Born out of a pot-smoke haze in (the ‘cuts’ of) Oakland, CA, the five-piece saunters on stage either skeletal or oafish, all clad in denim corduroy and leather and unleash a swirling, stripped down, driving rock force. Dual guitars drive with ancient-sounding keys atop a perfected synchronized rhythm section.
Cuts songs tend to revolve around girls, girls’ shoes, girl’s favorite beverages and girls being annoying and stupid. Andy Jordan (guitar and vocals) tag teams with Dan Aa (Keyboards and vocals) for the lead singer position. The retro flashbacks come about as Jordan channels Tom Verlain of Television and Aa reminds us of Burton Cummings of The Guess Who.
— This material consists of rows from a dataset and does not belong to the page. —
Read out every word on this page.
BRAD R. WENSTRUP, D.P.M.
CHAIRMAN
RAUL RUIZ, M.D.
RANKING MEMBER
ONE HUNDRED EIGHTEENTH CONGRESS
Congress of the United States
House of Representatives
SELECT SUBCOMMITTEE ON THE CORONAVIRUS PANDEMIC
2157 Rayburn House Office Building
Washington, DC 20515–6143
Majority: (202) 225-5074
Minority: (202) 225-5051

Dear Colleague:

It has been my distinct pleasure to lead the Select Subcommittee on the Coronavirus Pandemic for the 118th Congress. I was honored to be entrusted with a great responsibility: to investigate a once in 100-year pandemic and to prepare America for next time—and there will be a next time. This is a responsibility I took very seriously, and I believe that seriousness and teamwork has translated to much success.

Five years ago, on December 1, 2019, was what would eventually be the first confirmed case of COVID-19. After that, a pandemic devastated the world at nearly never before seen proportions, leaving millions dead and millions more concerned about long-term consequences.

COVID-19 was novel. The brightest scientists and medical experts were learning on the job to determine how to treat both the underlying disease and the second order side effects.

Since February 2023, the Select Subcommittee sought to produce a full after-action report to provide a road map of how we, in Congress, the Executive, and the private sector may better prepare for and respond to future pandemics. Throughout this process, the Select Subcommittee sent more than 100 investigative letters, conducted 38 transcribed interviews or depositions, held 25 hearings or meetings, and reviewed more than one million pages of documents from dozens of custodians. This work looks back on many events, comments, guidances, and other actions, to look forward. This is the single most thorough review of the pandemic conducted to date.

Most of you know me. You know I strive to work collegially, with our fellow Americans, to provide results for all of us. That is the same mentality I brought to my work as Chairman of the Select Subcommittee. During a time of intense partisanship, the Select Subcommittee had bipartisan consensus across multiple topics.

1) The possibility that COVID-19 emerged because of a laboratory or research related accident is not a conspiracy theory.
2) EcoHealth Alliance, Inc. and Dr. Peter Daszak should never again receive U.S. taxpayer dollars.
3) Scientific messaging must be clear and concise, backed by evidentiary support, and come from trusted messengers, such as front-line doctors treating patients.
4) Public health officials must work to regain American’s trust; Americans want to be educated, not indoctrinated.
This odd pair is, well, a bit odd. It’s as if there are two bands playing one album (or one show).
At the release party for From Here On Out in San Francisco, there appeared to be a bit of tension between the two singers. Performing without a PA, the band couldn’t gauge the sound from the stage; and while Jordan clearly presumed that the speakers their mics were connected to were working (which they were), Aa diligently tried to amplify his vocals to the point where the crowd was nearly crying in pain. Aa seemed frustrated; Jordan seemed quietly entertained; and the tension between the two seemed icy.
From Here On Out displays the same odd dichotomy, but sans any tension. Being the band’s third release, there is a certain maturity achieved with this LP, including a remarkable vocal ability in Aa that makes us wonder if he’s been in vocal training. Stunning stuff. Jordan puts a more subtle perfection on his own vocals, which were fine-tuned in rough-ness from the band’s beginning.
The fun in seeing The Cuts comes from their tendency for disarray and their terminally nonchalant approach. They almost always sound great, if nothing else because raw, garage-iness is part of their appeal. If you weren’t able to catch any of their gigs at this year’s SXSW, keep an eye out for their future tour plans that could bring them to Denver.